[Jacobus Josephus Putman]
Putman (Jacobus Josephus), den 4 Jan. 1819 te Oudewater geb., deed zijne hoogere studiën te 's-Heerenberg en werd op 10 Augustus 1836 tot priester gewijd. Straks toog hij naar de West en stond van 1839 tot '53 als pastoor te Santa Rosa op Curaçao. Naar het vaderland wedergekeerd werd hij in 1853 pastoor te Cabau, om in 1857 te worden verplaatst naar de kerk buiten de Wittevrouwenpoort te Utrecht. In 1858 werd hij tevens lid van het aartsbiss. kapittel en in 1868 deken der stad Utrecht. Zijn overlijden valt op 8 Mei 1883.

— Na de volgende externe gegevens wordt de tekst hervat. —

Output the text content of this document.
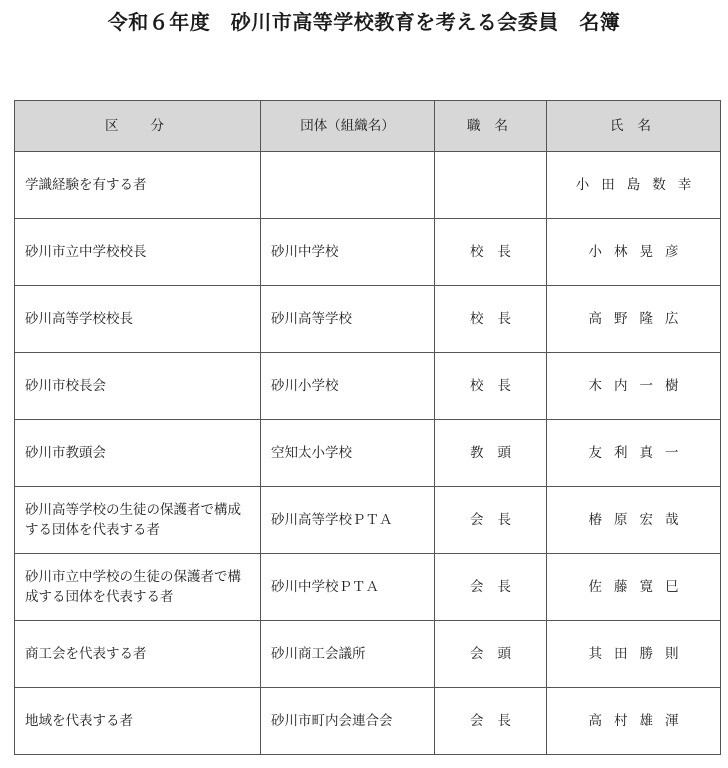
令和６年度　砂川市高等学校教育を考える会委員　名簿
区分	団体（組織名）	職名	氏名
学識経験を有する者			小田島数幸
砂川市立中学校校長	砂川中学校	校長	小林晃彦
砂川高等学校校長	砂川高等学校	校長	高野隆広
砂川市校長会	砂川小学校	校長	木内一樹
砂川市教頭会	空知太小学校	教頭	友利真一
砂川高等学校の生徒の保護者で構成する団体を代表する者	砂川高等学校ＰＴＡ	会長	椿原宏哉
砂川市立中学校の生徒の保護者で構成する団体を代表する者	砂川中学校ＰＴＡ	会長	佐藤寛巳
商工会を代表する者	砂川商工会議所	会頭	其田勝則
地域を代表する者	砂川市町内会連合会	会長	高村雄渾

Behalve een gebedenboek in de Negertaal van Curaçao, 'twelk daar thans nog in druk gebruik is, schreef hij: Gebedenboek ten dienste der Katholieke jeugd, dat in 1849 voor de eerste maal verscheen en in 1864 een vierden druk beleefde; Wolfhesen en Kevelaar, Utrecht 1865; Cervantes Reis naar den Parnassus, Utrecht 1872; Studiën over Calderon en zijne geschriften, Utrecht 1881; Mijne Studiën over Calderon en zijne geschriften verdedigd, Utrecht 1882.
J.J.H.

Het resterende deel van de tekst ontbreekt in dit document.